How to prove Rank(A+B)$\ge$max{Rank(A),Rank(B)} for positive semi-definite A and B

Question

How to prove $\text{Rank}(A+B)\ge\max(\text{Rank}(A),\text{Rank}(B))$ if $A\in S_+^n$ and $B\in S_+^n$ (i.e. $A$ and $B$ are both $n\times n$ symmetry positive semi-positive matrices)?

Answer 1

Hint Since $A+B$ is symmetric, it is orthogonally diagonalizable.$\newcommand{\rank}{\operatorname{rank}}$

If $v_1,..,v_k$ is a basis for the eigenspace corresponding to $\lambda=0$, then, since $A+B$ is diagonalizable, you have $\rank(A+B)=n-k$.

Now, use $$v_j^T (A+B) v_j=0$$ and the fact that $A,B$ are positive semi-definite, to deduce that $$v_j^TAv_j=v_j^TBv_j=0$$

Answer 2

HINT:

The main statement is $$\operatorname{Image}(A+B) = \operatorname{Image}A + \operatorname{Image} B$$ from which the inequality $$\operatorname{rank} (A+B) \ge \max (\operatorname{rank} A, \operatorname{rank} B)$$ readily follows.

To see the first inequality, notice that for $A$ positive semi-définite we have $$(\operatorname{Image} A) ^{\perp} = \{x \ | \ \langle A x, x \rangle = 0 \}$$ and so $$(\operatorname{Image} (A+ B) )^{\perp} = (\operatorname{Image} A) ^{\perp} \cap (\operatorname{Image} B) ^{\perp} $$

Answer 3

Suppose $v_1,v_2,...v_k$ forms a basis for $nullspace$ of $A+B$(i.e. eigenspace corresponding to eigenvalue $0$), now we have $Rank(A+B)=n-k$ and $v_i^T(A+B)v_i=0$ for i=1,2,3,...k.
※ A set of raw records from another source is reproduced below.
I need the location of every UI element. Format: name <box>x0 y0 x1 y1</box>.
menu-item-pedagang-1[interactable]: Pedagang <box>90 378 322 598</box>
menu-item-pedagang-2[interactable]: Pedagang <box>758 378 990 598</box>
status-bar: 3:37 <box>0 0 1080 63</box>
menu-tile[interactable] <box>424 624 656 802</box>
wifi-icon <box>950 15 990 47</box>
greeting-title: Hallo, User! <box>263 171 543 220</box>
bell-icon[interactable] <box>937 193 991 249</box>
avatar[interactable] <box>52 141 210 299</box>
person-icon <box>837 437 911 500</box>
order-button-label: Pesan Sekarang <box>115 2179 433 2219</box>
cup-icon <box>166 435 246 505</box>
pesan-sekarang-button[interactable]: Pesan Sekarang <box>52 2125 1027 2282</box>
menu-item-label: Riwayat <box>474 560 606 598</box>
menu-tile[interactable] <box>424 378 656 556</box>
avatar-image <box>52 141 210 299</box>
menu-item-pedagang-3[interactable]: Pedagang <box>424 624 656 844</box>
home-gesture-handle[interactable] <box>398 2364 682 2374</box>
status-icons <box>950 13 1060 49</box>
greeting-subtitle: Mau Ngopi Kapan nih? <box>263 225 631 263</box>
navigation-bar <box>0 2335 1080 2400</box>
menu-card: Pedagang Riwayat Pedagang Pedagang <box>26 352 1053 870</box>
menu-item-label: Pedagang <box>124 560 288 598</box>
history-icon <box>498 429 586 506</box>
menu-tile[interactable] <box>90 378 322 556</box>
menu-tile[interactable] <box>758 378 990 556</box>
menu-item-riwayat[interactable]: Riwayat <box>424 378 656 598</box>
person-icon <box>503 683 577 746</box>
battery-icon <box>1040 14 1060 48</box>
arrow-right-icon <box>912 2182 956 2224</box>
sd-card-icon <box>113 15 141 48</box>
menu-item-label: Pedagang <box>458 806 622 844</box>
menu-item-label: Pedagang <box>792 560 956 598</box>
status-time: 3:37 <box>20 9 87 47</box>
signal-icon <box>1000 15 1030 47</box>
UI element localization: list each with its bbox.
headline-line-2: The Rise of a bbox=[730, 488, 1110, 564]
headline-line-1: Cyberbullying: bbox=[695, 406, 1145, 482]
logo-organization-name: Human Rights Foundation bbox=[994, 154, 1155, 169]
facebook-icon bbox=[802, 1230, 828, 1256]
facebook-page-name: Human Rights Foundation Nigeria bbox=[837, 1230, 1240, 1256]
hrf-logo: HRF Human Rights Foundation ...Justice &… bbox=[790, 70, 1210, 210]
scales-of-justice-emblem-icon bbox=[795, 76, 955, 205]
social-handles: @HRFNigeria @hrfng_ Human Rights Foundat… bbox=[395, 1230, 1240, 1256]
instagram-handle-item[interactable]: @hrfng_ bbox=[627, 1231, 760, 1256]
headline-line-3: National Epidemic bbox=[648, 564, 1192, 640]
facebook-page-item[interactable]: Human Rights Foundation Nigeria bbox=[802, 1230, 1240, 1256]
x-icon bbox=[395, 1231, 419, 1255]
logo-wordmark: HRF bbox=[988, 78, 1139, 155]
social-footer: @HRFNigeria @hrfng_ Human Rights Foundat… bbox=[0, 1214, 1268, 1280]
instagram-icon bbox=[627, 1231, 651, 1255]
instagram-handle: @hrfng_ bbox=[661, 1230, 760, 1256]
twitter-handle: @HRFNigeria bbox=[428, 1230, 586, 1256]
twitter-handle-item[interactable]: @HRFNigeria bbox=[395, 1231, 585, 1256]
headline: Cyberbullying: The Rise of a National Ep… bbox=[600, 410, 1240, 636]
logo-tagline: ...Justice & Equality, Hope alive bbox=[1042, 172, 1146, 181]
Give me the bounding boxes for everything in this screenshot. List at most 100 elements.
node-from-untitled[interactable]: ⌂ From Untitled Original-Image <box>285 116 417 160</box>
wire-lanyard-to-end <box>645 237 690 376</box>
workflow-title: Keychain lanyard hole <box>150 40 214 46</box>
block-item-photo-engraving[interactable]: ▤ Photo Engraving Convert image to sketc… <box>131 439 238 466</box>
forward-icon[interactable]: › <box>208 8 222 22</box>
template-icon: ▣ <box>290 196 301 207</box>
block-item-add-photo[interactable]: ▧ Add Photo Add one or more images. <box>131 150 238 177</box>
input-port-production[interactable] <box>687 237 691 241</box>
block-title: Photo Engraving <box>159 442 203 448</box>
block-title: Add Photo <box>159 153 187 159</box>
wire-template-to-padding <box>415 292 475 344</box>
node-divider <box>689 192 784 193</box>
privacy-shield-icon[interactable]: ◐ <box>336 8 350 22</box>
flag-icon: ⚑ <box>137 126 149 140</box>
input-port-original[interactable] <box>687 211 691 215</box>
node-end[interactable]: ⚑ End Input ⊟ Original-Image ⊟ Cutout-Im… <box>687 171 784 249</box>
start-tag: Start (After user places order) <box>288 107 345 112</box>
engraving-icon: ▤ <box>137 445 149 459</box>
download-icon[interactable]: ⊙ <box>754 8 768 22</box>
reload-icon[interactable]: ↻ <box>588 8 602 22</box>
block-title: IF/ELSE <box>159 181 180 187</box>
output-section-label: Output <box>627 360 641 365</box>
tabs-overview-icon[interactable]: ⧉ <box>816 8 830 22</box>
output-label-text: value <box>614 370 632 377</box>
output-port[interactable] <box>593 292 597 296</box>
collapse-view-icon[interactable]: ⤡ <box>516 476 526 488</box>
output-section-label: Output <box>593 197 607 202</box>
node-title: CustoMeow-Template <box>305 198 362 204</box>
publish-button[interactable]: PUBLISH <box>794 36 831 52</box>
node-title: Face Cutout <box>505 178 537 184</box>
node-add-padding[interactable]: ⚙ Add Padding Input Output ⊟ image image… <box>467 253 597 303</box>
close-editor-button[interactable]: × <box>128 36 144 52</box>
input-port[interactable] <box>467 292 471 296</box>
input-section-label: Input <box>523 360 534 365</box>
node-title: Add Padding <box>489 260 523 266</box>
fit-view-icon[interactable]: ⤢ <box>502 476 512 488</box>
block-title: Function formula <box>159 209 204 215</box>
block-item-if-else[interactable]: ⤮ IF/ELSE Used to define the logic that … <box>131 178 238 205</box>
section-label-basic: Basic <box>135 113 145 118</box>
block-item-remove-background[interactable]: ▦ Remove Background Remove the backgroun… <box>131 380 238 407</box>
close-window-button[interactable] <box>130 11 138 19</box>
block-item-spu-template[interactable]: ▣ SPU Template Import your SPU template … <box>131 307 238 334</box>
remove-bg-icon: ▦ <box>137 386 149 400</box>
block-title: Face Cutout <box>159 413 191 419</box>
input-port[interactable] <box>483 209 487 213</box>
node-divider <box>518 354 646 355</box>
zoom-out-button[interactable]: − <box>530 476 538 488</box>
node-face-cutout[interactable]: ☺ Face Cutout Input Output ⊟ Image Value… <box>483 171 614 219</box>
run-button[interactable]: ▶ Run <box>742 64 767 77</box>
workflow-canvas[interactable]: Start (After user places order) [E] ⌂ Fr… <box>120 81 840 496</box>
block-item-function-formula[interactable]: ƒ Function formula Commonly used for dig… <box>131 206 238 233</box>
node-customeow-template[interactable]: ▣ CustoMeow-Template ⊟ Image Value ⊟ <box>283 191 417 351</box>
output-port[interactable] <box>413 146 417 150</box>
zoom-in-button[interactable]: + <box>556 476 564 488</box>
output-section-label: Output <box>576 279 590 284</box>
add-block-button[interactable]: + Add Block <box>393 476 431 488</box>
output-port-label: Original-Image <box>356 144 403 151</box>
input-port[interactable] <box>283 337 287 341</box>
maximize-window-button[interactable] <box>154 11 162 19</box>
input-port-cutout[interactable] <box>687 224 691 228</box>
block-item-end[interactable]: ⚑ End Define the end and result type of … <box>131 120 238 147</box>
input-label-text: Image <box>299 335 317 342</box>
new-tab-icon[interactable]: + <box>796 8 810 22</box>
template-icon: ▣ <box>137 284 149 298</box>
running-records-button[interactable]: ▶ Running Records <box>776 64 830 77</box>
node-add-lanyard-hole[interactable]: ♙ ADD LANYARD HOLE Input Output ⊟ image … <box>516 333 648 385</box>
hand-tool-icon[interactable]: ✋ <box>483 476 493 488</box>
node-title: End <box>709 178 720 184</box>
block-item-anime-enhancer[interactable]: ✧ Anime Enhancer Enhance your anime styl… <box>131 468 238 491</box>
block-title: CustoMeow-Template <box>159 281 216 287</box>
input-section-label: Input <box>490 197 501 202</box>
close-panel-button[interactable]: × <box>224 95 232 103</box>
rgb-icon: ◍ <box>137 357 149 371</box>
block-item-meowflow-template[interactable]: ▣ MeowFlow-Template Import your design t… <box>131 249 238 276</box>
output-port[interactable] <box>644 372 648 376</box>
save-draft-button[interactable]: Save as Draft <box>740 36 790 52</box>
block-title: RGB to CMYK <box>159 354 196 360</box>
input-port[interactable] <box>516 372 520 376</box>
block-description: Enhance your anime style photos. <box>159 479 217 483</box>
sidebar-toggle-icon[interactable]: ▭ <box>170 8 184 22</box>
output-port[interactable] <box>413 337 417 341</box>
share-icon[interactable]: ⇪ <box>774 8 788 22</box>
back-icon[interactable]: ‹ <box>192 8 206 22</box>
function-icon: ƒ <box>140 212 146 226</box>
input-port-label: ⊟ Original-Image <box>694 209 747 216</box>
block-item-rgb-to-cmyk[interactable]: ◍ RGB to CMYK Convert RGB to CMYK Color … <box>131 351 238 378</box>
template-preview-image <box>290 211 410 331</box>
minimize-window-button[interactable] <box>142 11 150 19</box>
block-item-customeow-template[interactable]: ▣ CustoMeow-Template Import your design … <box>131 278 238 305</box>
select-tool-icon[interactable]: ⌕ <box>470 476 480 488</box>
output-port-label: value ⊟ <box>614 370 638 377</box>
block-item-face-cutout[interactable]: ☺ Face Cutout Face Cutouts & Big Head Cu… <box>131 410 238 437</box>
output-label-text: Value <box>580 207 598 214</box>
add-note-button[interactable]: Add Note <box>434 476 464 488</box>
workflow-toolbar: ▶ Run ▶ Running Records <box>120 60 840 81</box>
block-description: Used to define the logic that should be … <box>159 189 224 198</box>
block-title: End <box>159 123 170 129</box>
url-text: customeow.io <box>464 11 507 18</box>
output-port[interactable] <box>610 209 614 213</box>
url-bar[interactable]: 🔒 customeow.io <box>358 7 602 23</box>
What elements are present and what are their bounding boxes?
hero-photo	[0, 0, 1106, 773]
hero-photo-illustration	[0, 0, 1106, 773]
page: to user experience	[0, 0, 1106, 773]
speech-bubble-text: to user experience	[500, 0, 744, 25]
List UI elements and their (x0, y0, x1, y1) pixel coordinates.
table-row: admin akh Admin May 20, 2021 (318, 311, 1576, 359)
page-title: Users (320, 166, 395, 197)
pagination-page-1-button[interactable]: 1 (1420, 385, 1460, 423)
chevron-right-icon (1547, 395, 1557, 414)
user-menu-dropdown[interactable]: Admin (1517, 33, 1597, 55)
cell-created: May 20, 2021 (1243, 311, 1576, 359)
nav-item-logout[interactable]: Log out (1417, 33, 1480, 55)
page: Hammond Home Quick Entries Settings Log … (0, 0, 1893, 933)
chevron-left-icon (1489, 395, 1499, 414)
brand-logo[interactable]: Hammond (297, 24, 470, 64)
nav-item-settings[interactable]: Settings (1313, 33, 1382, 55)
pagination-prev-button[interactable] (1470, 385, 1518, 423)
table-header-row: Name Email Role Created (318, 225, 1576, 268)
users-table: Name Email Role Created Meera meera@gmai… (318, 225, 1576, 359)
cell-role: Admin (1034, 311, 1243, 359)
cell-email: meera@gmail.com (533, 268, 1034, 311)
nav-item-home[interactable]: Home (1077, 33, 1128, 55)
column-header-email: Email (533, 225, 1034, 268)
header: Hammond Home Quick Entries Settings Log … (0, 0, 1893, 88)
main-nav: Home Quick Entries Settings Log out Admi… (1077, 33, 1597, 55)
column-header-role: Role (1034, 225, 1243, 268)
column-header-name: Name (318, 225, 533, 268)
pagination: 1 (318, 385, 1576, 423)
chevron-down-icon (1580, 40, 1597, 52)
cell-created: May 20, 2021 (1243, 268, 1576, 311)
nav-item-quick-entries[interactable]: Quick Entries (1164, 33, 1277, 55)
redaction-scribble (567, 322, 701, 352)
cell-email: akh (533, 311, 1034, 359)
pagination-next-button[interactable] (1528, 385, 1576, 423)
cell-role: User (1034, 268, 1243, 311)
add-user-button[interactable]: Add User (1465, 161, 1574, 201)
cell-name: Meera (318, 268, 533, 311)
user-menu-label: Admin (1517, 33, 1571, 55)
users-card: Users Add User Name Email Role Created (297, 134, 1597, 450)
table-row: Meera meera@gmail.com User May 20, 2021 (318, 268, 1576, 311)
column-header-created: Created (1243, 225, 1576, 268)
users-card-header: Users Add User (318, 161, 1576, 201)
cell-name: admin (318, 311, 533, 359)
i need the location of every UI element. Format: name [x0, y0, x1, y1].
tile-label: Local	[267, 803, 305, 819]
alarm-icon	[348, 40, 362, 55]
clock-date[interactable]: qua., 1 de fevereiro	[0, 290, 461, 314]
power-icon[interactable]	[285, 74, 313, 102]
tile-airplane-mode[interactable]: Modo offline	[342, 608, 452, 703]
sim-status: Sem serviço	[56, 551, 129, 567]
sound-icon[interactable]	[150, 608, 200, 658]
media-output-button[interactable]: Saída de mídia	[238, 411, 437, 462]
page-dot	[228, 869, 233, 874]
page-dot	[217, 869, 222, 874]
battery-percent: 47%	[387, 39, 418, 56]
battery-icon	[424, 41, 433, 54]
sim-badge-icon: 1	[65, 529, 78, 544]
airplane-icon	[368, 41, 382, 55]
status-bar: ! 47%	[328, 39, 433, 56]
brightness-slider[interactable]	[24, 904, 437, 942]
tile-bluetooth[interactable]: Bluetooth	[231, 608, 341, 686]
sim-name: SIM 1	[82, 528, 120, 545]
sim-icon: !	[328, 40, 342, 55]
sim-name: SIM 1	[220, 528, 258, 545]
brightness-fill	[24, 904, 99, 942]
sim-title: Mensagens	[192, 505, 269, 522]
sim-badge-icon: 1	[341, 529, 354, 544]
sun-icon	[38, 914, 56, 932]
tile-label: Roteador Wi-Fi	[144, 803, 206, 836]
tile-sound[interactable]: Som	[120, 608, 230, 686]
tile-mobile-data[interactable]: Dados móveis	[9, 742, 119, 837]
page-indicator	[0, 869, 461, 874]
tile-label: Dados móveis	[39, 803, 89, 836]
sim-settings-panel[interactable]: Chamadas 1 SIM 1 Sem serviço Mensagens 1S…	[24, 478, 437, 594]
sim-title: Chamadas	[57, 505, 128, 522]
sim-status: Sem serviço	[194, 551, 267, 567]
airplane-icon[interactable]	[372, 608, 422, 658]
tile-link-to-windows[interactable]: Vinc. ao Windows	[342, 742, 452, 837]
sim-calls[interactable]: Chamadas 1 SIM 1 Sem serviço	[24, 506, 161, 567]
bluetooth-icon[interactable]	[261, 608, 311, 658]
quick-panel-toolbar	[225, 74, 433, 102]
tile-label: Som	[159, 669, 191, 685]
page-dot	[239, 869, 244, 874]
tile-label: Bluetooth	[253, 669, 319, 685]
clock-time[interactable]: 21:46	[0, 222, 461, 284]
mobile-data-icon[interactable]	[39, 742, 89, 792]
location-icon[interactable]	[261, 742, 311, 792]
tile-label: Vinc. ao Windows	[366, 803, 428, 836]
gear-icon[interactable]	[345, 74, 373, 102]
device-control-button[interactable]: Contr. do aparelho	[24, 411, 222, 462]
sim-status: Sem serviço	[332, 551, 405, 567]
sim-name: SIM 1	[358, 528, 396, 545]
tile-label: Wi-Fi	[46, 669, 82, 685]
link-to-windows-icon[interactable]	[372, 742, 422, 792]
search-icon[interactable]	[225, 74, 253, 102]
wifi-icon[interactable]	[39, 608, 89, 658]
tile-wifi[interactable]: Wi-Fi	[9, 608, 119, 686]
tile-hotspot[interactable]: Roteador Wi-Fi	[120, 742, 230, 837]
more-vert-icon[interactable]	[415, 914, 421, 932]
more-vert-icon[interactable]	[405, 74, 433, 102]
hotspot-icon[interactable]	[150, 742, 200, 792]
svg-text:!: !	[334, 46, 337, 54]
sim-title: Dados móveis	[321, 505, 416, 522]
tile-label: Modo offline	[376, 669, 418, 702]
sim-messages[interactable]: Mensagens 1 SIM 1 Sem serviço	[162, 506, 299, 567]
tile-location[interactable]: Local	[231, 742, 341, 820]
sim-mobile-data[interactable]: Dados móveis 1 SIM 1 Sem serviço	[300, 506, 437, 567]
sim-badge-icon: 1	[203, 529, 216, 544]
Due to the fact that $A$ and $B$ are positive semi-definite matrices, we have:

$\space\space\space\space\space\space\space\space\space\space\space\space\space\space\space\space\space\space\space\space\space\space\space\space\space\space\space\space\space\space\space\space\space\space\space\space\space\space\space\space\space\space\space\space\space\space\space\space\space\space\space\space\space\space\space\space v_i^TAv_i=0$ and $v_i^TBv_i=0\space\space\space\space\space\space\space\space\space\space\space\space\space\space\space\space\space\space\space\space\space\space\space\space\space\space\space\space\space\space\space\space\space\space\space\space\space\space\space\space\space\space\space\space\space\space\space\space\space\space\space\space\space\space\space\space\space\space$ Then let $A=A^{1/2}A^{1/2}$, due to $A^{1/2}$ is also positive semi-definite we can get

$\space\space\space\space\space\space\space\space\space\space\space\space\space\space\space\space\space\space\space\space\space\space\space\space\space\space\space\space\space\space\space\space\space\space\space\space\space\space\space\space\space\space\space\space\space\space\space v_i^TA^{1/2}A^{1/2}v_i=(A^{1/2}v_i)^TA^{1/2}v_i=0$

Now I achieve a key intermediate result: $A^{1/2}v_i=0$. And left multiplying $A^{1/2}$ on both sides to get

$\space\space\space\space\space\space\space\space\space\space\space\space\space\space\space\space\space\space\space\space\space\space\space\space\space\space\space\space\space\space\space\space\space\space\space\space\space\space\space\space\space\space\space\space\space\space\space\space\space\space\space\space\space\space\space\space\space\space\space\space\space\space\space\space\space\space\space Av_i=0$

Now,we can say $v_1,v_2,...v_k$ spans a k-dimension subspace belonging to $A$'s $nullspace$. So we have $k{\le}n-Rank(A)\space i.e. Rank(A){\le}n-k=Rank(A+B)$.

Similarly, we can get $Rank(B){\le}Rank(A+B)$.